O da devrimin uzak ihtimal olduğunu anladıktan sonra verili koşullar içinde iyileştirilebilecek olan şeylerle daha yakından ilgilenmeye başlamıştı. Kendi aramızdaki tartışmalarda, “nedir derdimiz, neden kendi işimizi yapmakla yetinmeyip, ‘mimarlık misyonerleri’ gibi davranıyor ve bazen başkalarının canını sıkacak kadar ileri gidiyoruz?” sorusunun cevabı hayatın şimdi olduğundan daha iyi bir ‘şey’ olabileceği ve bunun için elimizden geleni yapmamız gerektiğiydi. 

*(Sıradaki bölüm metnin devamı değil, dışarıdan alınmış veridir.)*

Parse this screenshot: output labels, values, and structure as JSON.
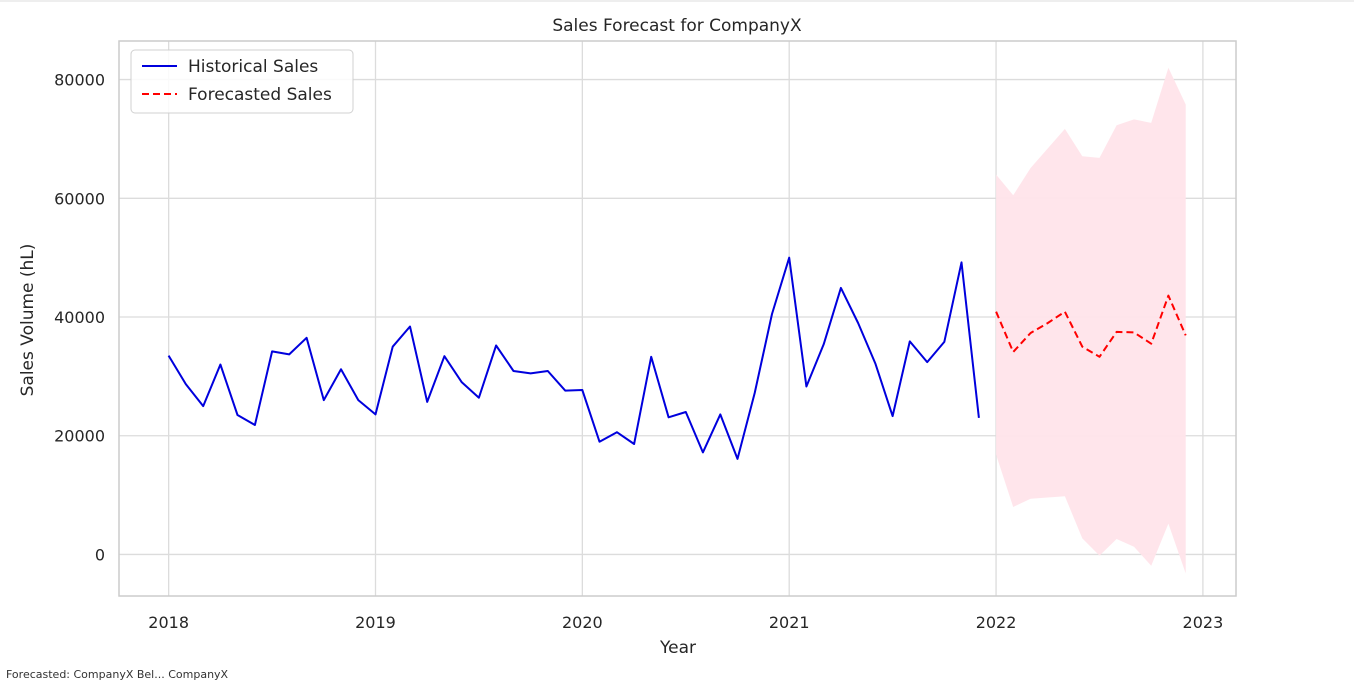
{
  "chart_data": {
    "type": "line",
    "title": "Sales Forecast for CompanyX",
    "xlabel": "Year",
    "ylabel": "Sales Volume (hL)",
    "xlim": [
      2017.76,
      2023.16
    ],
    "ylim": [
      -7000,
      86500
    ],
    "x_ticks": [
      2018,
      2019,
      2020,
      2021,
      2022,
      2023
    ],
    "x_tick_labels": [
      "2018",
      "2019",
      "2020",
      "2021",
      "2022",
      "2023"
    ],
    "y_ticks": [
      0,
      20000,
      40000,
      60000,
      80000
    ],
    "y_tick_labels": [
      "0",
      "20000",
      "40000",
      "60000",
      "80000"
    ],
    "grid": true,
    "legend_position": "top-left",
    "series": [
      {
        "name": "Historical Sales",
        "color": "#0000dd",
        "style": "solid",
        "x": [
          2018.0,
          2018.083,
          2018.167,
          2018.25,
          2018.333,
          2018.417,
          2018.5,
          2018.583,
          2018.667,
          2018.75,
          2018.833,
          2018.917,
          2019.0,
          2019.083,
          2019.167,
          2019.25,
          2019.333,
          2019.417,
          2019.5,
          2019.583,
          2019.667,
          2019.75,
          2019.833,
          2019.917,
          2020.0,
          2020.083,
          2020.167,
          2020.25,
          2020.333,
          2020.417,
          2020.5,
          2020.583,
          2020.667,
          2020.75,
          2020.833,
          2020.917,
          2021.0,
          2021.083,
          2021.167,
          2021.25,
          2021.333,
          2021.417,
          2021.5,
          2021.583,
          2021.667,
          2021.75,
          2021.833,
          2021.917
        ],
        "values": [
          33500,
          28700,
          25000,
          32000,
          23500,
          21800,
          34200,
          33700,
          36500,
          26000,
          31200,
          26000,
          23600,
          35000,
          38400,
          25700,
          33400,
          29000,
          26400,
          35200,
          30900,
          30500,
          30900,
          27600,
          27700,
          19000,
          20600,
          18600,
          33300,
          23100,
          24000,
          17200,
          23600,
          16100,
          27200,
          40500,
          50000,
          28300,
          35400,
          44900,
          39000,
          32100,
          23300,
          35900,
          32400,
          35800,
          49200,
          23000
        ]
      },
      {
        "name": "Forecasted Sales",
        "color": "#ff0000",
        "style": "dashed",
        "x": [
          2022.0,
          2022.083,
          2022.167,
          2022.25,
          2022.333,
          2022.417,
          2022.5,
          2022.583,
          2022.667,
          2022.75,
          2022.833,
          2022.917
        ],
        "values": [
          40900,
          34100,
          37300,
          39000,
          40900,
          35000,
          33300,
          37500,
          37400,
          35500,
          43600,
          36900
        ],
        "interval_lower": [
          16800,
          8000,
          9400,
          9600,
          9800,
          2700,
          -200,
          2600,
          1300,
          -1900,
          5200,
          -3200
        ],
        "interval_upper": [
          64000,
          60500,
          65100,
          68400,
          71700,
          67100,
          66800,
          72300,
          73300,
          72700,
          82000,
          75800
        ],
        "interval_color": "#ffe4ea"
      }
    ]
  },
  "caption": "Forecasted: CompanyX  Bel...  CompanyX"
}
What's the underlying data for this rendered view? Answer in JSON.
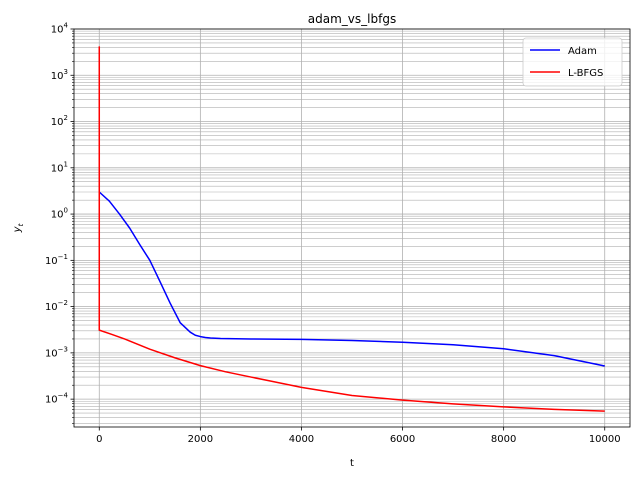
{
  "chart_data": {
    "type": "line",
    "title": "adam_vs_lbfgs",
    "xlabel": "t",
    "ylabel_main": "y",
    "ylabel_sub": "t",
    "xlim": [
      -500,
      10500
    ],
    "ylim": [
      2.5e-05,
      10000
    ],
    "yscale": "log",
    "grid": "both major and minor",
    "legend_position": "top-right",
    "x_ticks": [
      0,
      2000,
      4000,
      6000,
      8000,
      10000
    ],
    "x_tick_labels": [
      "0",
      "2000",
      "4000",
      "6000",
      "8000",
      "10000"
    ],
    "y_ticks": [
      0.0001,
      0.001,
      0.01,
      0.1,
      1,
      10,
      100,
      1000,
      10000
    ],
    "y_tick_bases": [
      "10",
      "10",
      "10",
      "10",
      "10",
      "10",
      "10",
      "10",
      "10"
    ],
    "y_tick_exps": [
      "−4",
      "−3",
      "−2",
      "−1",
      "0",
      "1",
      "2",
      "3",
      "4"
    ],
    "series": [
      {
        "name": "Adam",
        "color": "#0000ff",
        "x": [
          0,
          200,
          400,
          600,
          800,
          1000,
          1200,
          1400,
          1600,
          1800,
          1900,
          2000,
          2100,
          2200,
          2400,
          3000,
          4000,
          5000,
          6000,
          7000,
          8000,
          9000,
          10000
        ],
        "y": [
          3,
          1.9,
          1.0,
          0.5,
          0.22,
          0.1,
          0.035,
          0.012,
          0.0045,
          0.0028,
          0.0024,
          0.00225,
          0.00215,
          0.0021,
          0.00205,
          0.002,
          0.00196,
          0.00185,
          0.0017,
          0.0015,
          0.00123,
          0.00087,
          0.00052
        ]
      },
      {
        "name": "L-BFGS",
        "color": "#ff0000",
        "x": [
          0,
          0,
          0,
          250,
          500,
          1000,
          1500,
          2000,
          2500,
          3000,
          4000,
          5000,
          6000,
          7000,
          8000,
          9000,
          10000
        ],
        "y": [
          4200,
          3.2,
          0.0031,
          0.0025,
          0.002,
          0.0012,
          0.00078,
          0.00053,
          0.00039,
          0.0003,
          0.00018,
          0.00012,
          9.5e-05,
          7.9e-05,
          6.8e-05,
          6e-05,
          5.5e-05
        ]
      }
    ]
  }
}
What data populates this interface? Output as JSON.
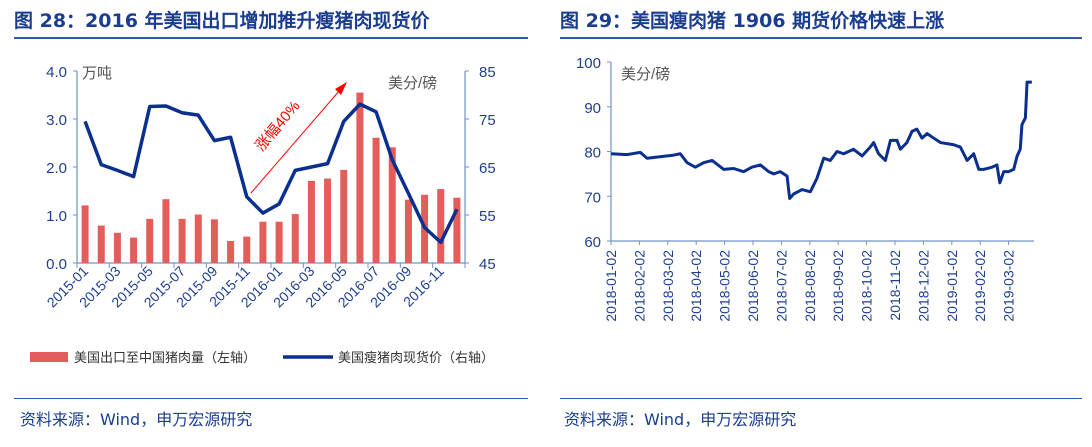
{
  "left": {
    "title": "图 28：2016 年美国出口增加推升瘦猪肉现货价",
    "source": "资料来源：Wind，申万宏源研究"
  },
  "right": {
    "title": "图 29：美国瘦肉猪 1906 期货价格快速上涨",
    "source": "资料来源：Wind，申万宏源研究"
  },
  "colors": {
    "bar": "#e35d5b",
    "line": "#0a2f8f",
    "axis": "#6f93c9",
    "tick_text": "#1f3f8f",
    "arrow": "#ff0000"
  },
  "chart_data": [
    {
      "type": "bar+line",
      "categories": [
        "2015-01",
        "2015-02",
        "2015-03",
        "2015-04",
        "2015-05",
        "2015-06",
        "2015-07",
        "2015-08",
        "2015-09",
        "2015-10",
        "2015-11",
        "2015-12",
        "2016-01",
        "2016-02",
        "2016-03",
        "2016-04",
        "2016-05",
        "2016-06",
        "2016-07",
        "2016-08",
        "2016-09",
        "2016-10",
        "2016-11",
        "2016-12"
      ],
      "x_tick_labels": [
        "2015-01",
        "2015-03",
        "2015-05",
        "2015-07",
        "2015-09",
        "2015-11",
        "2016-01",
        "2016-03",
        "2016-05",
        "2016-07",
        "2016-09",
        "2016-11"
      ],
      "series": [
        {
          "name": "美国出口至中国猪肉量（左轴）",
          "axis": "left",
          "type": "bar",
          "values": [
            1.2,
            0.78,
            0.63,
            0.53,
            0.92,
            1.33,
            0.92,
            1.01,
            0.91,
            0.46,
            0.55,
            0.86,
            0.86,
            1.02,
            1.71,
            1.76,
            1.94,
            3.55,
            2.61,
            2.41,
            1.32,
            1.42,
            1.54,
            1.36
          ]
        },
        {
          "name": "美国瘦猪肉现货价（右轴）",
          "axis": "right",
          "type": "line",
          "values": [
            74.5,
            65.5,
            64.3,
            63.0,
            77.6,
            77.7,
            76.3,
            75.8,
            70.5,
            71.2,
            58.8,
            55.4,
            57.3,
            64.3,
            65.0,
            65.7,
            74.5,
            78.1,
            76.5,
            66.5,
            59.5,
            52.4,
            49.3,
            56.2
          ]
        }
      ],
      "y_left": {
        "label": "万吨",
        "ylim": [
          0,
          4
        ],
        "ticks": [
          "0.0",
          "1.0",
          "2.0",
          "3.0",
          "4.0"
        ]
      },
      "y_right": {
        "label": "美分/磅",
        "ylim": [
          45,
          85
        ],
        "ticks": [
          "45",
          "55",
          "65",
          "75",
          "85"
        ]
      },
      "annotation": "涨幅40%",
      "legend_position": "bottom"
    },
    {
      "type": "line",
      "series_name": "美国瘦肉猪1906期货价格",
      "x_unit": "months since 2018-01-02",
      "x": [
        0,
        0.56,
        1.03,
        1.27,
        1.95,
        2.21,
        2.44,
        2.68,
        2.97,
        3.26,
        3.56,
        3.97,
        4.32,
        4.67,
        4.96,
        5.26,
        5.55,
        5.73,
        5.96,
        6.2,
        6.29,
        6.43,
        6.73,
        7.02,
        7.25,
        7.49,
        7.72,
        7.96,
        8.19,
        8.54,
        8.84,
        9.13,
        9.25,
        9.42,
        9.66,
        9.84,
        10.07,
        10.19,
        10.42,
        10.6,
        10.77,
        10.95,
        11.13,
        11.36,
        11.6,
        12.07,
        12.3,
        12.54,
        12.77,
        12.95,
        13.12,
        13.42,
        13.59,
        13.69,
        13.83,
        14.0,
        14.18,
        14.3,
        14.41,
        14.47,
        14.59,
        14.65,
        14.82
      ],
      "y": [
        79.5,
        79.3,
        79.8,
        78.5,
        79,
        79.2,
        79.5,
        77.5,
        76.5,
        77.5,
        78,
        76,
        76.2,
        75.5,
        76.5,
        77,
        75.5,
        75,
        75.5,
        74.5,
        69.5,
        70.5,
        71.5,
        71,
        74,
        78.5,
        78,
        80,
        79.5,
        80.5,
        79,
        81,
        82,
        79.5,
        78,
        82.5,
        82.5,
        80.5,
        82,
        84.5,
        85,
        83,
        84,
        83,
        82,
        81.5,
        81,
        78,
        79.5,
        76,
        76,
        76.5,
        77,
        73,
        75.5,
        75.5,
        76,
        79,
        80.5,
        86,
        87.5,
        95.5,
        95.5
      ],
      "x_tick_labels": [
        "2018-01-02",
        "2018-02-02",
        "2018-03-02",
        "2018-04-02",
        "2018-05-02",
        "2018-06-02",
        "2018-07-02",
        "2018-08-02",
        "2018-09-02",
        "2018-10-02",
        "2018-11-02",
        "2018-12-02",
        "2019-01-02",
        "2019-02-02",
        "2019-03-02"
      ],
      "ylabel": "美分/磅",
      "ylim": [
        60,
        100
      ],
      "y_ticks": [
        "60",
        "70",
        "80",
        "90",
        "100"
      ]
    }
  ]
}
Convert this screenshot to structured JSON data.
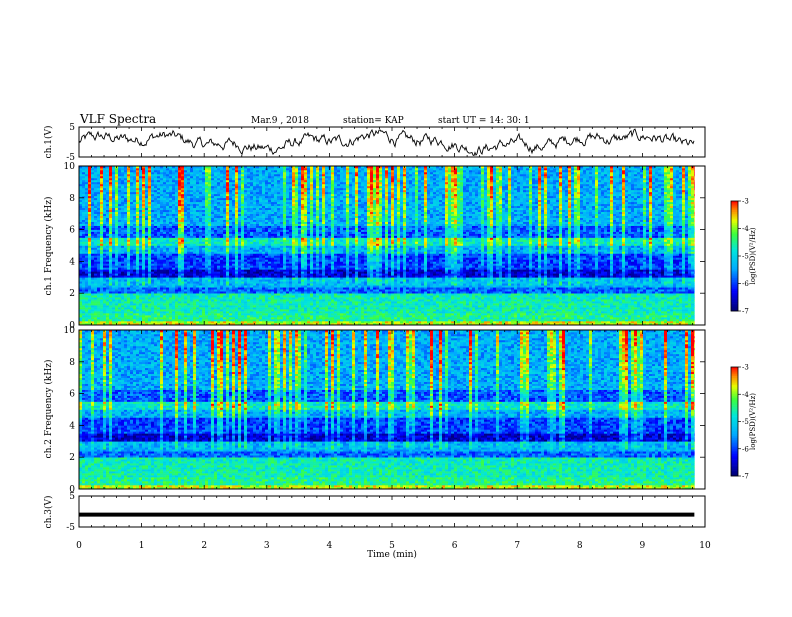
{
  "header": {
    "title": "VLF Spectra",
    "date": "Mar.9 , 2018",
    "station": "station= KAP",
    "start_ut": "start UT = 14: 30: 1"
  },
  "colors": {
    "spectrum_low": "#000080",
    "spectrum_mid": "#00c8ff",
    "spectrum_high": "#ff0000",
    "trace": "#000000"
  },
  "chart_data": [
    {
      "type": "line",
      "name": "ch1-waveform",
      "ylabel": "ch.1(V)",
      "ylim": [
        -5,
        5
      ],
      "yticks": [
        "5",
        "-5"
      ],
      "xlim": [
        0,
        10
      ],
      "x_end": 9.83,
      "note_series": "noisy waveform oscillating roughly between -3 V and 3 V"
    },
    {
      "type": "heatmap",
      "name": "ch1-spectrogram",
      "ylabel": "ch.1 Frequency (kHz)",
      "ylim": [
        0,
        10
      ],
      "yticks": [
        "0",
        "2",
        "4",
        "6",
        "8",
        "10"
      ],
      "xlim": [
        0,
        10
      ],
      "x_end": 9.83,
      "colorbar": {
        "label": "log(PSD)(V²/Hz)",
        "range": [
          -7,
          -3
        ],
        "ticks": [
          "-3",
          "-4",
          "-5",
          "-6",
          "-7"
        ]
      }
    },
    {
      "type": "heatmap",
      "name": "ch2-spectrogram",
      "ylabel": "ch.2 Frequency (kHz)",
      "ylim": [
        0,
        10
      ],
      "yticks": [
        "0",
        "2",
        "4",
        "6",
        "8",
        "10"
      ],
      "xlim": [
        0,
        10
      ],
      "x_end": 9.83,
      "colorbar": {
        "label": "log(PSD)(V²/Hz)",
        "range": [
          -7,
          -3
        ],
        "ticks": [
          "-3",
          "-4",
          "-5",
          "-6",
          "-7"
        ]
      }
    },
    {
      "type": "line",
      "name": "ch3-waveform",
      "ylabel": "ch.3(V)",
      "ylim": [
        -5,
        5
      ],
      "yticks": [
        "5",
        "-5"
      ],
      "xlim": [
        0,
        10
      ],
      "x_end": 9.83,
      "level": -1
    }
  ],
  "xaxis": {
    "label": "Time (min)",
    "ticks": [
      "0",
      "1",
      "2",
      "3",
      "4",
      "5",
      "6",
      "7",
      "8",
      "9",
      "10"
    ]
  }
}
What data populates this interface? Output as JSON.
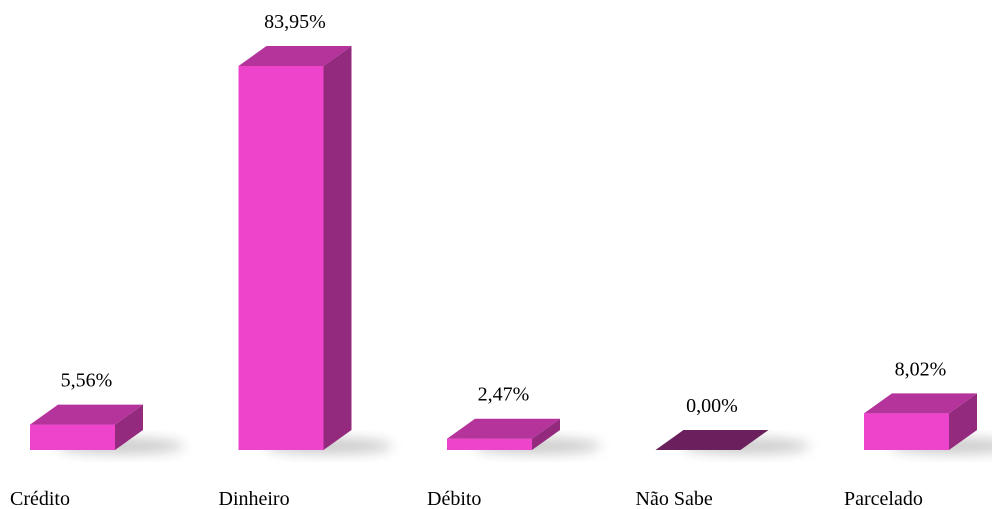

Şimdilik elimizden gelen geniş çerçeveli bir tanımla ‘mimarlık’tı. Bir gelecek tahayyülümüz vardı ve bunu konuşarak derinleştirip, genişletebiliyorduk. Bir gelecek tasavvurumuz vardı ve bunu gerçekleştirmek için de elimizden geleni yapıyorduk. Kendimiz için de başkaları için de bir tür ‘sosyal sorumluluk projesi’ gibiydi hayatımız. Bu çalışmalar sırasında kendiliğinden öyle olan ya da kendiliğinden öyleymiş gibi görünen şeylerin analitik açınımlarını yapabilmeyi ve müdahale edilebilecek noktalarını kavramayı da İhsan’la öğrendim. Ben daha sezgiseldim O ise daha rasyonel.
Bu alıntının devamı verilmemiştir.